7.62 x 54mm question

The 7.62mm type L cartridge pictured in the centre is 2.5mm shorter than the rounds to either side of it. It has the additional crimp of a Shkas loading and the bullet appears very securely seated. It’s still live and there’s no obvious damage to the point indicating that the bullet has been pushed back into the case although I suspect that this is what has happened, despite the deep crimp. Before I pull the bullet and reseat it to it’s correct depth I thought I would ask just in case the round is intended to be short for some obscure reason. Can anybody advise please?

The middle cartridge is the ShKAS ball round; it’s identified by the deep-seated 147 gr. bullet and the heavy neck crimping. Two possible–but not necessarily correct–explanations for the reduced overall length are to insure that the short bullet isn’t loosened in the loading cycle or, by increasing loading density, to increase the chamber pressure to the level of the heavier ShKAS loadings. The headstamp is possibly T 34 or T 35? At any rate, the bullet is just where it belongs. JG

I’m glad I delayed deploying the bullet puller! Thank you very much for that - the headstamp is 38 E 39 by the way.
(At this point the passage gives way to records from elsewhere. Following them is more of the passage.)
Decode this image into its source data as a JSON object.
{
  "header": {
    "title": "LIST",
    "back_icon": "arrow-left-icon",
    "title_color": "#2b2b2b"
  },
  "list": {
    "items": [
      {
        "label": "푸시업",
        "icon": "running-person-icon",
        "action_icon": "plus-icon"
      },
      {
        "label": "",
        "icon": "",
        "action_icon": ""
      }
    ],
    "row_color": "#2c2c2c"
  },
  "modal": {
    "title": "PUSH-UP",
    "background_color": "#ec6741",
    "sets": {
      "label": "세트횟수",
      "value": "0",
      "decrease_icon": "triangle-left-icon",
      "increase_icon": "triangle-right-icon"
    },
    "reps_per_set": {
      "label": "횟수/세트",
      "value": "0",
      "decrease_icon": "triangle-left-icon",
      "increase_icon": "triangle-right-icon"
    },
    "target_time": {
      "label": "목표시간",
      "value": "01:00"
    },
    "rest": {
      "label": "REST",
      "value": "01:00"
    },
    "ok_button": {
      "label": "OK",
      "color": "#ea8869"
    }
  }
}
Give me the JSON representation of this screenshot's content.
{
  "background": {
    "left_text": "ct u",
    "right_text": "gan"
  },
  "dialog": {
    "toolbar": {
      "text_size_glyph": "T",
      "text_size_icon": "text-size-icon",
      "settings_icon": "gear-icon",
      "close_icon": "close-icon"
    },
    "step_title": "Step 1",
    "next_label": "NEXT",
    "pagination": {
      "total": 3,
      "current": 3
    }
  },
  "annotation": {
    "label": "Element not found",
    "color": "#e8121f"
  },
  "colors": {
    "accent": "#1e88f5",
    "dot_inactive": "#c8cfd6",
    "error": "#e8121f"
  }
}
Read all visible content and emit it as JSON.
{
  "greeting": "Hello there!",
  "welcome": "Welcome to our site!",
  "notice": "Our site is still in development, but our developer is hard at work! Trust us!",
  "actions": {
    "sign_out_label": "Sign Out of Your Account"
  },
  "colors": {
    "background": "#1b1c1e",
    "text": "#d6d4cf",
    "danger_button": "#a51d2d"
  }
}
The ShKAS round has no higher gas pressure so the reason must be another one. The deeper seating was only done on some lots, the majority got normal seatings.
The heavy crimp is indeed for a tighter fastening of the projectile since the kinetic stress on the cartridge during the feeding process was very high. For the same reason the ShKAS case had a thicker case wall and also a deeper seated primer which was ring crimped.

Sectioned 7.62x54 #1 APT #2 AP #3 Shkas ball.

Sectioning done by Rob Sweet.


What is the headstamp of the LPS round on the left with the purple casemouth seal?

There is not a whole lot of the “L” ball projectile sitting inside a normal case, slightly less than 1/2 of the case neck has projectile in it. Compare this to an API or APIT which completely fills the neck, you can see that there is not a whole lot of neck tension for the “L” ball. I imagine that the high cyclic rate of fire and reported “violent” action of the ShKAS would make short work of a cartridge with a loose projectile. I suspect that since not all ShKAS ball rounds have this seep seating and unusual crimp, that the particular lot or lots failed the “bullet pull” test and were sent back around for the extra work. Otherwise, the cartridge is unremarkable compared to a normal “L” ball round (ShKAS case of course).


The round with the purple casemouth seal is ‘188 63’.

In +/-1963 Soviet small arms ammunition changed from unseal to sealed case mouth and primer. I cannot say as a rule, but I am under the impression that at first purple seals were applied before (already during the same headstamp year or the following) seals were red.